Larga vida a los antioxidantes

Caroteno, licopeno, resveratrol, polifenol, vitamina A, vitamina C, luteína, flavonoides… A estas staff, quién no ha aurícula musitar de los antioxidantes. Ellos son  nuestra mejor aparejo para batallar contra el paso del tiempo. Nos ayudan a envejecer mejor, perseverar la calidad de vida y alentar aquellas áreas que pueden estar debilitadas con los primaveras, el impacto del entorno y el estilo de vida.

 ¡No te Oxides! “Mantenerse bisoño es una talante“. ¿Cuántas veces has aurícula esta categórica frase? Cuestión de talante, sí, pero asimismo de perseverar la tiempo biológica, pero mejorada. Y es ahí, donde entran en maniobra los famosos antioxidantes, marcando la diferencia.

De modo que si perfectamente es inexcusable envejecer (al menos por ahora), no es menos cierto que parar el envejecimiento es posible con una comestibles inscripción en nutrientes y que contenga compuestos ricos en antioxidantes

¿Pero qué son los antioxidantes y qué beneficios demostrados tiene su consumo para nuestro organismo?

La oxidación no es más que es una reacción química en la que tiene división una transferencia de electrones de una determinada sustancia a un agente oxidante y en este proceso se pueden originar los llamados radicales libres que son capaces de provocar daños en nuestras células.
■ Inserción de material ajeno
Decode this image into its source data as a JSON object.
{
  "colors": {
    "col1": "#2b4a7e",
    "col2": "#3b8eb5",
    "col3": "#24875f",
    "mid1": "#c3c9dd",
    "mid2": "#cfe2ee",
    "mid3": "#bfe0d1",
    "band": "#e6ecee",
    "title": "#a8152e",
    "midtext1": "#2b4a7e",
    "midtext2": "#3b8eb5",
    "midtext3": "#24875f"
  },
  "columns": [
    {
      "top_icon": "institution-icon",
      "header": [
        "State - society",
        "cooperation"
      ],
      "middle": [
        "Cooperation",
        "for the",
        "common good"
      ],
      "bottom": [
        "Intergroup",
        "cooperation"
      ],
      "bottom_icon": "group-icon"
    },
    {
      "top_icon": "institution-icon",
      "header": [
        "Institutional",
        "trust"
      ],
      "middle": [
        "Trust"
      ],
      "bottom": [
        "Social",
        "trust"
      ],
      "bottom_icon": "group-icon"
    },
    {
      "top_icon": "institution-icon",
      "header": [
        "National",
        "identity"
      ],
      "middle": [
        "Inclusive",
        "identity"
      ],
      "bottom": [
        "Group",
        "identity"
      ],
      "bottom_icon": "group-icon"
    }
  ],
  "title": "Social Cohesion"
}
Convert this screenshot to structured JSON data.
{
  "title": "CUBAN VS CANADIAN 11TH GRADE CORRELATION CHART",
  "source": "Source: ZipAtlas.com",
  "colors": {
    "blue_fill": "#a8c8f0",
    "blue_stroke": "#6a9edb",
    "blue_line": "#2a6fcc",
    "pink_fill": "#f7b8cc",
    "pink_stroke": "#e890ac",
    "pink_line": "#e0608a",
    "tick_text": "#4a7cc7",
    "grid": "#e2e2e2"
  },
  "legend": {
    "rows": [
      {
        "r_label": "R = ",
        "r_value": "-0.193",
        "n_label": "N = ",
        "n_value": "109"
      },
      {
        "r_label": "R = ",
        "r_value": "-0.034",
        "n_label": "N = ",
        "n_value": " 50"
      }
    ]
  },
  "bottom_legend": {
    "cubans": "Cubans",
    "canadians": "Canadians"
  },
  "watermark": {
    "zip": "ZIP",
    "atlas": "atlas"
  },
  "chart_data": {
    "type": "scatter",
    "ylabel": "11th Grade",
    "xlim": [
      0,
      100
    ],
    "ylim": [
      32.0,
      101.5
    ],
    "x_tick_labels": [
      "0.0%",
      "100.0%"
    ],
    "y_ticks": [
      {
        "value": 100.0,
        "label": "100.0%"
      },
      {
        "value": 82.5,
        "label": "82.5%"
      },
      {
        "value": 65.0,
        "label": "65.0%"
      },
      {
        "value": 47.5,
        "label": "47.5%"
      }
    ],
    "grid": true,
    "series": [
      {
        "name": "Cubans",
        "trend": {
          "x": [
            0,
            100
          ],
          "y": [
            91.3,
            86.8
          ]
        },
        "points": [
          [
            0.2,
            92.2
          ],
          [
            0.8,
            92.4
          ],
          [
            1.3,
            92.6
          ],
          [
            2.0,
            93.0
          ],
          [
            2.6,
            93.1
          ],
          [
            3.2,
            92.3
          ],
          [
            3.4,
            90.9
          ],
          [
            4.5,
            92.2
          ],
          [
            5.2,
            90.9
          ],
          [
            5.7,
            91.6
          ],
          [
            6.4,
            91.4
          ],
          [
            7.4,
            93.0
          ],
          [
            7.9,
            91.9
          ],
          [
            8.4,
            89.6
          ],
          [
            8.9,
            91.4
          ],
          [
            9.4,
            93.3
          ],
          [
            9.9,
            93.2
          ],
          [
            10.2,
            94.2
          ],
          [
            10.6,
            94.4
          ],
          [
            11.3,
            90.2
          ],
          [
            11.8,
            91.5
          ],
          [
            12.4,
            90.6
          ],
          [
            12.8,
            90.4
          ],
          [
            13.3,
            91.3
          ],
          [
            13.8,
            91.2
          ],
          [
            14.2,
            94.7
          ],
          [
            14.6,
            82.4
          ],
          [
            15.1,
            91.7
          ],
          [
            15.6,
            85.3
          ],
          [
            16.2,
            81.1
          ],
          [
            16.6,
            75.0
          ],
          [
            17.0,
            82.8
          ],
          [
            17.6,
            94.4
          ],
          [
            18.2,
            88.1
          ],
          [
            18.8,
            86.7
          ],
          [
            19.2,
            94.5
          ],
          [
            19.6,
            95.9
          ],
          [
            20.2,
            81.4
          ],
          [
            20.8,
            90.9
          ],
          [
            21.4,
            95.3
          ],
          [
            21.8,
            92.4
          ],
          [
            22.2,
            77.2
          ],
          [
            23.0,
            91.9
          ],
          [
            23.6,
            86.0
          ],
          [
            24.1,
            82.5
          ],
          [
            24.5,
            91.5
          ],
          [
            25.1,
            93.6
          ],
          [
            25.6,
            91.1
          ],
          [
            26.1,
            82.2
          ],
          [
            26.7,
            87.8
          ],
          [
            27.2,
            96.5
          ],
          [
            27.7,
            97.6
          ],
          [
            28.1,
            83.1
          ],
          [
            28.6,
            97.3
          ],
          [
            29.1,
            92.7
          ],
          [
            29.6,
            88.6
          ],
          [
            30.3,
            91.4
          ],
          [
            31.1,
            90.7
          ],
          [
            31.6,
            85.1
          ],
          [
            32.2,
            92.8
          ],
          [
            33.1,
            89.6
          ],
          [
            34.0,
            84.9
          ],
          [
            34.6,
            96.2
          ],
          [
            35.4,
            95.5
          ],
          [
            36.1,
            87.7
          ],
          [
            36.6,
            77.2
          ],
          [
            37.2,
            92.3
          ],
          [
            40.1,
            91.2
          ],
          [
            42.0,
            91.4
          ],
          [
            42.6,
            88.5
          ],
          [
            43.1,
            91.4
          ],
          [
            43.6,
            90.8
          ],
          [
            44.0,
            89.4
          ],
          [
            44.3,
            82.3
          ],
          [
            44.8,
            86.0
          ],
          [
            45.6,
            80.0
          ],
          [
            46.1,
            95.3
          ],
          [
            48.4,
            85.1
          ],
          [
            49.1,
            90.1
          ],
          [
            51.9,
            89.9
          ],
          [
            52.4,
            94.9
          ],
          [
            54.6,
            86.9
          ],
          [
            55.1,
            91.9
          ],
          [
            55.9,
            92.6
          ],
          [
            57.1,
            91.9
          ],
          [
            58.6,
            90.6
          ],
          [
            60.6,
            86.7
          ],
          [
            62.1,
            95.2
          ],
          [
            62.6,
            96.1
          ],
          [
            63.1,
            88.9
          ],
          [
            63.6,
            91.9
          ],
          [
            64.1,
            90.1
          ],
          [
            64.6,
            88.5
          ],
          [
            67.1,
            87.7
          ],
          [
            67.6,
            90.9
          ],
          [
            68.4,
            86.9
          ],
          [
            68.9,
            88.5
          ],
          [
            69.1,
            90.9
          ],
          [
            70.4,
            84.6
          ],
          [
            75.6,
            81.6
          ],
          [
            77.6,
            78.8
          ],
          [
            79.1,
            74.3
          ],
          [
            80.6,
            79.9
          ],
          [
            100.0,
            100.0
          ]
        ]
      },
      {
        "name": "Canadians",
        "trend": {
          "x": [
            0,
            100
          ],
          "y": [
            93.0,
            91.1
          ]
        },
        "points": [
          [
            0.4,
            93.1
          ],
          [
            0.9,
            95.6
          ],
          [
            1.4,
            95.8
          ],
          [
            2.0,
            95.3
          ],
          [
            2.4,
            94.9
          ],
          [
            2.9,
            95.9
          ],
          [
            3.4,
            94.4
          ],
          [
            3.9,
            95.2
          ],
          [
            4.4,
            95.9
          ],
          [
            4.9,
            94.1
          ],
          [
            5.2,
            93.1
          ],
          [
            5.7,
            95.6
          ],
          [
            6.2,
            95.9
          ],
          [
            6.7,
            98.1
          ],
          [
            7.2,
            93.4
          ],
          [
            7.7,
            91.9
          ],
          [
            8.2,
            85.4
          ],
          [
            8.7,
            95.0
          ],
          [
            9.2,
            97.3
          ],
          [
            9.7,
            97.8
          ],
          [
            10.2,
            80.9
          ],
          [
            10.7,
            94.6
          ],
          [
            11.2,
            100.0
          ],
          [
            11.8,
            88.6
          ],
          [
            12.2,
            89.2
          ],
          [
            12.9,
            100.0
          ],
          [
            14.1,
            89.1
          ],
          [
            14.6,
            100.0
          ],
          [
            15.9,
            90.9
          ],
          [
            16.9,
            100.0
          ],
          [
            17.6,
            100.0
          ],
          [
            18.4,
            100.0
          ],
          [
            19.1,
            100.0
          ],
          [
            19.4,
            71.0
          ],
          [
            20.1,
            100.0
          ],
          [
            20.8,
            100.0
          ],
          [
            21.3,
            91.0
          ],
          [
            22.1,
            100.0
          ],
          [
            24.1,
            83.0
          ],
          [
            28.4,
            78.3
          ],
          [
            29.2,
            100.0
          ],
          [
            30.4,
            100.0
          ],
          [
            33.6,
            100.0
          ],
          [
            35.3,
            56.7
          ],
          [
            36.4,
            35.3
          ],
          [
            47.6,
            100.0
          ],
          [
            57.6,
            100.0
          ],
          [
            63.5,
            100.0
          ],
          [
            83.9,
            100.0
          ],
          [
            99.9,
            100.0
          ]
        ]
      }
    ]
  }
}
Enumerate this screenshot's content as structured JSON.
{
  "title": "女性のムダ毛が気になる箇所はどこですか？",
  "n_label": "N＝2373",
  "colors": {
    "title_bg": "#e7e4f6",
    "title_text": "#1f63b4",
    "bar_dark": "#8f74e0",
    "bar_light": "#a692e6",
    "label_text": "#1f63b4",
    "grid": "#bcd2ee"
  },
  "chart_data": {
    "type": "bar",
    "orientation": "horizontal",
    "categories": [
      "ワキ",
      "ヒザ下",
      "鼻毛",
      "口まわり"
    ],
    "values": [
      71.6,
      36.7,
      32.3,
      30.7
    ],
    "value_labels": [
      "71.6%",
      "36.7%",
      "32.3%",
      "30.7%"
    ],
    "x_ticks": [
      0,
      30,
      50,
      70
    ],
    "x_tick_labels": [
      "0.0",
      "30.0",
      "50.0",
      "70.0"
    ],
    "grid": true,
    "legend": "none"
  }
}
Los antioxidantes son moléculas que tienen la capacidad de retrasar la oxidación de otras moléculas ya que estos (los antioxidantes) se oxidan ellos mismos culminando e inhibiendo estas reacciones.

Durante primaveras a los antioxidantes se los consideró unos meros captadores de radicales libres pero con el tiempo se ha conocido que son moléculas cuyo consumo frecuente (cuando son ingeridos a través forma de alimentos ricos en ellos) puede derivar en importantes beneficios fisiológicos para nuestro organismo. Hay evidencia epidemiológica de que un decano consumo de alimentos ricos en antioxidantes se relaciona con una reducción de la incidencia de algunas enfermedades crónicas no transmisibles (sobre todo enfermedades cardiovasculares y tumorales). De hecho, los avances científicos están poniendo de manifiesto de forma cada vez más clara la relación existente entre el binomio vitalidad y antioxidantes. 

Antioxidantes: no todos son iguales

La única modo de ayudar al organismo a contrarrestar este exceso de radicales libres es aportando antioxidantes. Pero, ¿qué son los radicales libres y qué relación hay entre estos y los antioxidantes ?

Los radicales libres tienen una vida media muy corta y se originan durante reacciones químicas y son en ingenuidad “especies químicas” que poseen uno o más electrones desapareados. En los seres vivos los radicales libres se generan oportuno al contacto con el oxígeno y provocan daños en el material hereditario y en las membranas celulares. El organismo tiene mecanismos para hacer frente a los radicales libres pero existen sustancias exógenas, como los antioxidantes que podemos ingerir y que son capaces de inhibir ciertas reacciones que los generan.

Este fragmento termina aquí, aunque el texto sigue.